Es esencial deshacer un posible equívoco, que puede acogerse también como advertencia para la correcta comprensión de la obra. Gibson usa los términos “español” e “hispano” con notoria imprecisión, como si fueran sinónimos. El problema estriba en que el segundo término significa algo muy distinto para un norteamericano y un español: cuando la autora habla de influencia “hispana” en Estados Unidos, en especial en el período contemporáneo, la referencia fundamental es México y, en menor pero significativa medida, Cuba, Puerto Rico y otras naciones centroamericanas.

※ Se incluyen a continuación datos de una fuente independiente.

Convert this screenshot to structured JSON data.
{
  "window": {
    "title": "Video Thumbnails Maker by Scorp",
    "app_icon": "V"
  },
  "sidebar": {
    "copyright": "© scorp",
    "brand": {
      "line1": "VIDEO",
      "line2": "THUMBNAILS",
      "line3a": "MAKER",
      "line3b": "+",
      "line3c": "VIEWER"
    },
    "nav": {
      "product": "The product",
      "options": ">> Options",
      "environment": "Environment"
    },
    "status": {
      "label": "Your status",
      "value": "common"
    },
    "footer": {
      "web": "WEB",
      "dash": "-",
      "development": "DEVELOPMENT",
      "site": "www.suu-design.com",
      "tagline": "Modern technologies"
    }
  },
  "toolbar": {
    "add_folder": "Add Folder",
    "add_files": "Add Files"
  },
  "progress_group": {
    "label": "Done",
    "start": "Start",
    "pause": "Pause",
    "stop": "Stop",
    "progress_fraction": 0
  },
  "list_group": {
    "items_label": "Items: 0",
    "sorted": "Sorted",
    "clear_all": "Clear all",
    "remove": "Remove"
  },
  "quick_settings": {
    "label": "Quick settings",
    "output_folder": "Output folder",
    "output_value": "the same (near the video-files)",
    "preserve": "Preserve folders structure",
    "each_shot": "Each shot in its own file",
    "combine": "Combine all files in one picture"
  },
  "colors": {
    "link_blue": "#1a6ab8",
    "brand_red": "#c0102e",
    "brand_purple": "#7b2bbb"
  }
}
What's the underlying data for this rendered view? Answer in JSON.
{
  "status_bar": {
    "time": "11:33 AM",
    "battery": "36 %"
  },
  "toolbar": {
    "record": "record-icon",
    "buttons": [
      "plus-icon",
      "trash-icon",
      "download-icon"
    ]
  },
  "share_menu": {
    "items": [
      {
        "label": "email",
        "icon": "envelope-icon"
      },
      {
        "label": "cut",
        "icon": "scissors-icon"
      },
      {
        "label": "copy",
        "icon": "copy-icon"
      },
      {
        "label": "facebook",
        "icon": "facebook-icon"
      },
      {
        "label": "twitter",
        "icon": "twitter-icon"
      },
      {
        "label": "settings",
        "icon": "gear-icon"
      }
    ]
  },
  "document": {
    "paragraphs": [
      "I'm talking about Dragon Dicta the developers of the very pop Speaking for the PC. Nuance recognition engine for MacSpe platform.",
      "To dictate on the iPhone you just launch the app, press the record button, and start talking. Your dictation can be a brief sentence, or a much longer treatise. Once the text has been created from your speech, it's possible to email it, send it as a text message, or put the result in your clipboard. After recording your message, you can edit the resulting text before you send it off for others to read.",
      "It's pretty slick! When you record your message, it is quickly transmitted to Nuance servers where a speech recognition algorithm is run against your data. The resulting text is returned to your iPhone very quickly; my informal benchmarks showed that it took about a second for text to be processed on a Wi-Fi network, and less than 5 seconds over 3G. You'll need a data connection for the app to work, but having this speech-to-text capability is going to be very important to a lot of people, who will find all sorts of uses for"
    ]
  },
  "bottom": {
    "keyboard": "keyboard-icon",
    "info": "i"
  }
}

Así, fuera del período colonial, lo que se describe o analiza no es tanto el impacto español en sí cuanto una imprecisa marca hispana, que conduce al reconocimiento de una comunidad latina, denominación esta última que, no por casualidad, se emplea comúnmente en un sentido étnico y cultural para englobar a todos los que no son blancos, anglófonos y protestantes.
¿Españoles o hispanos?
Hay que reconocer que no es una cuestión que afecte solo a esta obra, pues en un volumen de reciente aparición sobre este mismo tema (El embrujo español. La cultura norteamericana y el mundo hispánico, Marcial Pons, 2021), Richard L. Kagan utiliza el adjetivo hispano con la misma flexibilidad y amplitud. Hispano sería así, sin más, todo el que habla español. Ello hace que desde la óptica estadounidense se califiquen de hispanos rasgos en los que difícilmente se reconocería un nativo de España, desde muchas pautas culturales hasta la propia fisonomía (los mestizos).
En el breve epílogo, la frialdad analítica parece disolverse en un tono más personal o subjetivo, sobre todo cuando Gibson rebate explícitamente el planteamiento de Samuel Huntington sobre la masiva inmigración latina, que este teórico contempla como amenaza para la identidad cultural de los Estados Unidos. Los valores de esta nación, defiende por el contrario Gibson, “no se formaron solo en Nueva Inglaterra”. No es admisible, pues, un “relato nacional” tan restrictivo.
La herencia hispana es, simplemente, irrenunciable: “Los hispanos forman parte del pasado de Estados Unidos y también serán parte del mañana”. No estamos solo ante un ensayo reivindicativo sino ante una obra sólida que, más allá de interpretaciones interesadas, documenta muy bien la importancia de la aportación hispana en la conformación cultural y política de los Estados Unidos.